NATO Secretary-General Jens Stoltenberg says the alliance is ready to engage in top-level conversations with Russian President Vladimir Putin again. “If the framework is right, I will meet with President Putin,” Stoltenberg said in an interview just days prior to Christmas, while also emphasizing the importance of bilateral talks during difficult times.

Potential Thawing Of NATO-Russia Relations On The Horizon?

Stoltenberg’s statements now are not only a paradigm shift but also of significant importance. After all, since 2014, relations between Moscow and NATO have completely hardened, with no high-level meetings at all being facilitated. NATO and its members continue to accuse Russia of having annexed the Ukrainian Black Sea peninsula of Crimea in violation of international law as well as of supporting the pro-Russian separatists in eastern Ukraine in a war that has cost thousands of lives to date.

Russia, on the other hand, criticizes the further expansion of NATO to the east since the end of the Cold War (to this day Russia claims the negotiations in those past times included the West’s pledge of not expanding into former Soviet territory) and the decision to deploy allied forces in the former Soviet republics as a result of the Ukraine crisis.

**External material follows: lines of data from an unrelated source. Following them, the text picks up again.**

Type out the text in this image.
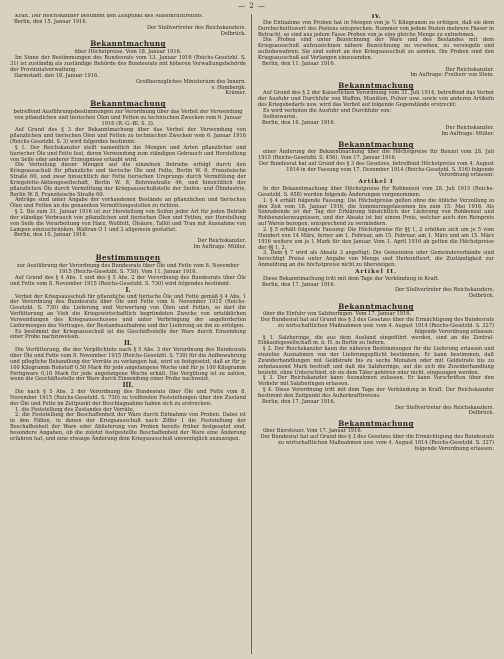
— 2 —

Kraft. Der Reichskanzler bestimmt den Zeitpunkt des Außerkrafttretens.

Berlin, den 15. Januar 1916.

Der Stellvertreter des Reichskanzlers.

Delbrück.

Bekanntmachung
über Höchstpreise. Vom 18. Januar 1916.

Im Sinne der Bestimmungen des Bundesrats vom 13. Januar 1916 (Reichs-Gesetzbl. S. 31) ist zuständig als zuständige Behörde des Bundesrats mit höheren Verwaltungsbehörde der Provinzialverwaltung.

Darmstadt, den 18. Januar 1916.

Großherzogliches Ministerium des Innern.

v. Hombergk.

Krämer.

Bekanntmachung
betreffend Ausführungsbestimmungen zur Verordnung über das Verbot der Verwendung von pflanzlichen und tierischen Ölen und Fetten zu technischen Zwecken vom 6. Januar 1916 (R.-G.-Bl. S. 3).

Auf Grund des § 3 der Bekanntmachung über das Verbot der Verwendung von pflanzlichen und tierischen Ölen und Fetten zu technischen Zwecken vom 6. Januar 1916 (Reichs-Gesetzbl. S. 3) wird folgendes bestimmt:

§ 1. Der Reichskanzler stellt namentlich die Mengen und Arten pflanzlicher und tierischer Öle und Fette fest, deren Verwendung zum ständigen Gebrauch und Herstellung von Seife oder anderer Erzeugnisse erlaubt wird.

Die Verteilung dieser Mengen auf die einzelnen Betriebe erfolgt durch den Kriegsausschuß für pflanzliche und tierische Öle und Fette, Berlin W. 8, Französische Straße 60, und zwar hinsichtlich der Fette tierischen Ursprungs durch Vermittlung der Kriegsfette-Aktiengesellschaft, Berlin W. 8, Behrenstraße 46, und hinsichtlich der pflanzlichen Öle durch Vermittlung der Kriegsausschußstelle der Seifen- und Ölindustrie, Berlin W. 8, Französische Straße 60.

Anträge sind unter Angabe der vorhandenen Bestände an pflanzlichen und tierischen Ölen und Fetten an die genannten Vermittlungsstellen zu richten.

§ 2. Bis zum 31. Januar 1916 ist zur Herstellung von Seifen jeder Art für jeden Betrieb der ständige Verbrauch von pflanzlichen und tierischen Ölen und Fetten, zur Herstellung von Seife die Verarbeitung von Harz, Wollfett, Ölsäure, Tallöl und Tran mit Ausnahme von Lampen einzuschränken, Waltran O 1 und 2 allgemein gestattet.

Berlin, den 10. Januar 1916.

Der Reichskanzler.

Im Auftrage: Müller.

Bestimmungen
zur Ausführung der Verordnung des Bundesrats über Öle und Fette vom 8. November 1915 (Reichs-Gesetzbl. S. 730). Vom 11. Januar 1916.

Auf Grund des § 4 Abs. 1 und des § 5 Abs. 2 der Verordnung des Bundesrats über Öle und Fette vom 8. November 1915 (Reichs-Gesetzbl. S. 730) wird folgendes bestimmt:

I.

Verbot der Kriegsausschuß für pflanzliche und tierische Öle und Fette gemäß § 4 Abs. 1 der Verordnung des Bundesrats über Öle und Fette vom 8. November 1915 (Reichs-Gesetzbl. S. 730) die Lieferung und Verwertung von Ölen und Fetten, so darf die Verfütterung an Vieh die Kriegswirtschaftlich begründeten Zwecke von ortsüblichen Verwendungen des Kriegsausschusses und unter Verbringung der angeforderten Liefermengen des Vertrages, der Bestandsaufnahme und der Lieferung an ihn zu erfolgen.

Es bestimmt der Kriegsausschuß ist die Geschäftsstelle der Ware durch Einsendung einer Probe nachzuweisen.

II.

Die Verfütterung, die der Verpflichtete nach § 5 Abs. 3 der Verordnung des Bundesrats über Öle und Fette vom 8. November 1915 (Reichs-Gesetzbl. S. 730) für die Aufbewahrung und pflegliche Behandlung der Vorräte zu verlangen hat, wird so festgesetzt, daß er für je 100 Kilogramm Rohstoff 0,50 Mark für jede angefangene Woche und für je 100 Kilogramm Fertigware 0,10 Mark für jede angefangene Woche erhält. Die Vergütung ist zu zahlen, wenn die Geschäftsstelle der Ware durch Einsendung einer Probe nachweist.

III.

Die nach § 5 Abs. 2 der Verordnung des Bundesrats über Öle und Fette vom 8. November 1915 (Reichs-Gesetzbl. S. 730) zu treffenden Feststellungen über den Zustand der Öle und Fette im Zeitpunkt der Beschlagnahme haben sich zu erstrecken:

1. die Feststellung des Zustandes der Vorräte,

2. die Feststellung der Beschaffenheit der Ware durch Entnahme von Proben. Dabei ist in den Fällen, in denen der Kriegsausschuß nach Ziffer I die Feststellung der Beschaffenheit der Ware oder Ablieferung von Proben bereits früher festgesetzt sind, besondere Angaben, ob die zuletzt festgestellte Beschaffenheit der Ware eine Änderung erfahren hat, und eine etwaige Änderung dem Kriegsausschuß unverzüglich anzuzeigen.

IV.

Die Entnahme von Proben hat in Mengen von je ½ Kilogramm zu erfolgen, daß sie dem Durchschnittswert des Postens entsprechen. Nummer von jedem Posten mehrere Fässer in Betracht, so sind aus jedem Fasse Proben von je eine gleiche Menge zu entnehmen.

Die Proben sind unter Bezeichnung der Ware und des Bestandes mit dem Kriegsausschuß aufzuzeichnen nähere Bezeichnung zu versehen, zu versiegeln und aufzubewahren. Sie sind sofort an den Kriegsausschuß zu senden. Die Proben sind den Kriegsausschuß auf Verlangen einzusenden.

Berlin, den 11. Januar 1916.

Der Reichskanzler.

Im Auftrage: Freiherr von Stein.

Bekanntmachung

Auf Grund des § 2 der Kaiserlichen Verordnung vom 31. Juli 1914, betreffend das Verbot der Ausfuhr und Durchfuhr von Waffen, Munition, Pulver usw. sowie von anderen Artikeln des Kriegsbedarfs usw. wird das Verbot auf folgende Gegenstände erstreckt:

Es wird verboten die Ausfuhr und Durchfuhr von:

Seifenwaren.

Berlin, den 16. Januar 1916.

Der Reichskanzler.

Im Auftrage: Müller.

Bekanntmachung

einer Änderung der Bekanntmachung über die Höchstpreise für Benzol vom 28. Juli 1915 (Reichs-Gesetzbl. S. 456). Vom 17. Januar 1916.

Der Bundesrat hat auf Grund des § 3 des Gesetzes, betreffend Höchstpreise vom 4. August 1914 in der Fassung vom 17. Dezember 1914 (Reichs-Gesetzbl. S. 516) folgende Verordnung erlassen:

Artikel I

In der Bekanntmachung über Höchstpreise für Rohbenzol vom 28. Juli 1915 (Reichs-Gesetzbl. S. 458) werden folgende Änderungen vorgenommen:

1. § 4 erhält folgende Fassung: Die Höchstpreise gelten ohne die übliche Verzollung in den Zeit vom 18. Januar 1916, die Sommerzugelassenen bis zum 15. Mai 1916. Als Sonnabende ist der Tag der Erklärung hinsichtlich der Lieferung von Rohbenzol und Rohbenzolerzeugnissen, und der Absatz ist bei einem Preis, welcher auch den Reinpreis auf Waren bezogen, entsprechend zu vermindern.

2. § 5 erhält folgende Fassung: Die Höchstpreise für §§ 1, 2 erhöhen sich um je 5 vom Hundert von 14 März, ferner am 1. Februar, am 15. Februar, am 1. März und am 15. März 1916 weitere um je 1 Mark für den Januar. Vom 1. April 1916 ab gelten die Höchstpreise der §§ 1, 2.

3. Dem § 7 wird als Absatz 3 angefügt: Die Gemeinden oder Gemeindeverbände sind berechtigt Preise unter Angabe von Menge und Herkunftsort, die Zuständigkeit zur Anmeldung an die höchstpreise nicht zu übersteigen.

Artikel II.

Diese Bekanntmachung tritt mit dem Tage der Verkündung in Kraft.

Berlin, den 17. Januar 1916.

Der Stellvertreter des Reichskanzlers.

Delbrück.

Bekanntmachung

über die Einfuhr von Salzheringen. Vom 17. Januar 1916.

Der Bundesrat hat auf Grund des § 3 des Gesetzes über die Ermächtigung des Bundesrats zu wirtschaftlichen Maßnahmen usw. vom 4. August 1914 (Reichs-Gesetzbl. S. 327) folgende Verordnung erlassen:

§ 1. Salzheringe, die aus dem Ausland eingeführt werden, sind an die Zentral-Einkaufsgesellschaft m. b. H. in Berlin zu liefern.

§ 2. Der Reichskanzler kann die näheren Bestimmungen für die Lieferung erlassen und einzelne Ausnahmen von der Lieferungspflicht bestimmen. Er kann bestimmen, daß Zuwiderhandlungen mit Geldstrafe bis zu sechs Monaten oder mit Geldstrafe bis zu zehntausend Mark bestraft und daß die Salzheringe, auf die sich die Zuwiderhandlung bezieht, ohne Unterschied, ob sie dem Täter gehören oder nicht, eingezogen werden.

§ 3. Der Reichskanzler kann Ausnahmen zulassen. Er kann Vorschriften über den Verkehr mit Salzheringen erlassen.

§ 4. Diese Verordnung tritt mit dem Tage der Verkündung in Kraft. Der Reichskanzler bestimmt den Zeitpunkt des Außerkrafttretens.

Berlin, den 17. Januar 1916.

Der Stellvertreter des Reichskanzlers.

Delbrück.

Bekanntmachung

über Biersteuer. Vom 17. Januar 1916.

Der Bundesrat hat auf Grund des § 3 des Gesetzes über die Ermächtigung des Bundesrats zu wirtschaftlichen Maßnahmen usw. vom 4. August 1914 (Reichs-Gesetzbl. S. 327) folgende Verordnung erlassen:
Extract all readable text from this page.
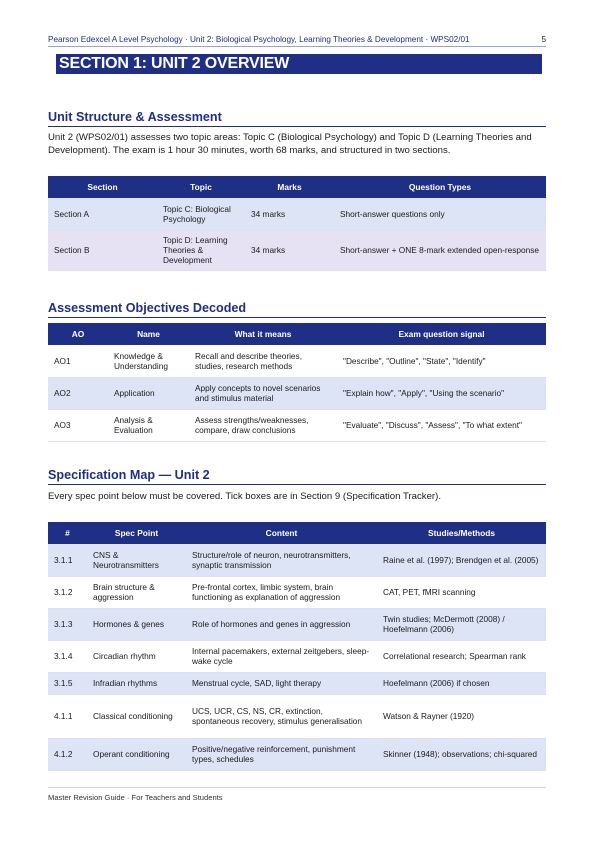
Pearson Edexcel A Level Psychology · Unit 2: Biological Psychology, Learning Theories & Development · WPS02/01	5
SECTION 1: UNIT 2 OVERVIEW
Unit Structure & Assessment

Unit 2 (WPS02/01) assesses two topic areas: Topic C (Biological Psychology) and Topic D (Learning Theories and Development). The exam is 1 hour 30 minutes, worth 68 marks, and structured in two sections.

Section	Topic	Marks	Question Types
Section A	Topic C: Biological Psychology	34 marks	Short-answer questions only
Section B	Topic D: Learning Theories & Development	34 marks	Short-answer + ONE 8-mark extended open-response
Assessment Objectives Decoded
AO	Name	What it means	Exam question signal
AO1	Knowledge & Understanding	Recall and describe theories, studies, research methods	"Describe", "Outline", "State", "Identify"
AO2	Application	Apply concepts to novel scenarios and stimulus material	"Explain how", "Apply", "Using the scenario"
AO3	Analysis & Evaluation	Assess strengths/weaknesses, compare, draw conclusions	"Evaluate", "Discuss", "Assess", "To what extent"
Specification Map — Unit 2

Every spec point below must be covered. Tick boxes are in Section 9 (Specification Tracker).

#	Spec Point	Content	Studies/Methods
3.1.1	CNS & Neurotransmitters	Structure/role of neuron, neurotransmitters, synaptic transmission	Raine et al. (1997); Brendgen et al. (2005)
3.1.2	Brain structure & aggression	Pre-frontal cortex, limbic system, brain functioning as explanation of aggression	CAT, PET, fMRI scanning
3.1.3	Hormones & genes	Role of hormones and genes in aggression	Twin studies; McDermott (2008) / Hoefelmann (2006)
3.1.4	Circadian rhythm	Internal pacemakers, external zeitgebers, sleep-wake cycle	Correlational research; Spearman rank
3.1.5	Infradian rhythms	Menstrual cycle, SAD, light therapy	Hoefelmann (2006) if chosen
4.1.1	Classical conditioning	UCS, UCR, CS, NS, CR, extinction, spontaneous recovery, stimulus generalisation	Watson & Rayner (1920)
4.1.2	Operant conditioning	Positive/negative reinforcement, punishment types, schedules	Skinner (1948); observations; chi-squared
Master Revision Guide · For Teachers and Students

As a result, and on top of increased tensions, NATO has wholly ceased all practical cooperation with the Kremlin. At the political level, the NATO-Russia Council has been meeting again since 2016, however, these meetings are highly irregular and are only held at the ambassadorial level. Putin and Stoltenberg have never even come close to being present.

Stoltenberg’s Statement May Be Motivated By US Encouragement

Stoltenberg’s willingness to talk might not be a coincidence but linked to President Trump’s recent public encouragement during the NATO summit in London that a “very good relationship with Russia” ought to be possible and that NATO should always be in discussion with Russia.

Germany and France have long held a similar position. For example, the German government was one of the driving forces behind the revival of the NATO-Russia Council in 2016. Former German Foreign Minister (and former SPD chair) Gabriel welcomed Stoltenberg’s statements on Monday. In his view, NATO must display both: the ability to defend as well as the will to dialogue and foster disarmament.

Downsides Of Resumption Of NATO-Russia Talks

However, not everyone sees a revitalization of Russia relations as positive. Central and Eastern European countries, in particular, are likely to be critical of the development. And rightfully so. As long as the Ukraine conflict has not been resolved, a return to business as usual must be seen as a serious security concern for countries who have felt threatened by Russia for years and now feel Russia could even incur into their territory without facing severe consequences.

Fortunately, Stoltenberg concurs with the importance of dialogue even if it does not lead to significantly-improved relations. “Russia is our biggest neighbor, and it will stay that way,” he said. Even if relationships do not improve, one has to be able to manage and preserve the rather tricky relationship. Stoltenberg also announced that relations with Russia would probably also become part of the planned process of reflection on the political work of the alliance. President Macron and Chancellor Merkel have also recently spoken in favor of this process.

Stoltenberg did not state what a suitable framework for a meeting with Putin could look like. He met Putin previously during his time as Prime Minister of Norway. Since becoming NATO’s Secretary-General in late 2014, there have been no formal meetings between Putin and Stoltenberg but only with Russia’s Foreign Minister Sergei Lavrov.

A meeting between Stoltenberg and Putin would thus be a great symbol of the potential for peace and a positive relationship between NATO and Russia; however, it remains questionable whether Russia is willing to change its current course in favor of a renewed relationship with an alliance whose initial reason for existence was to deter Moscow.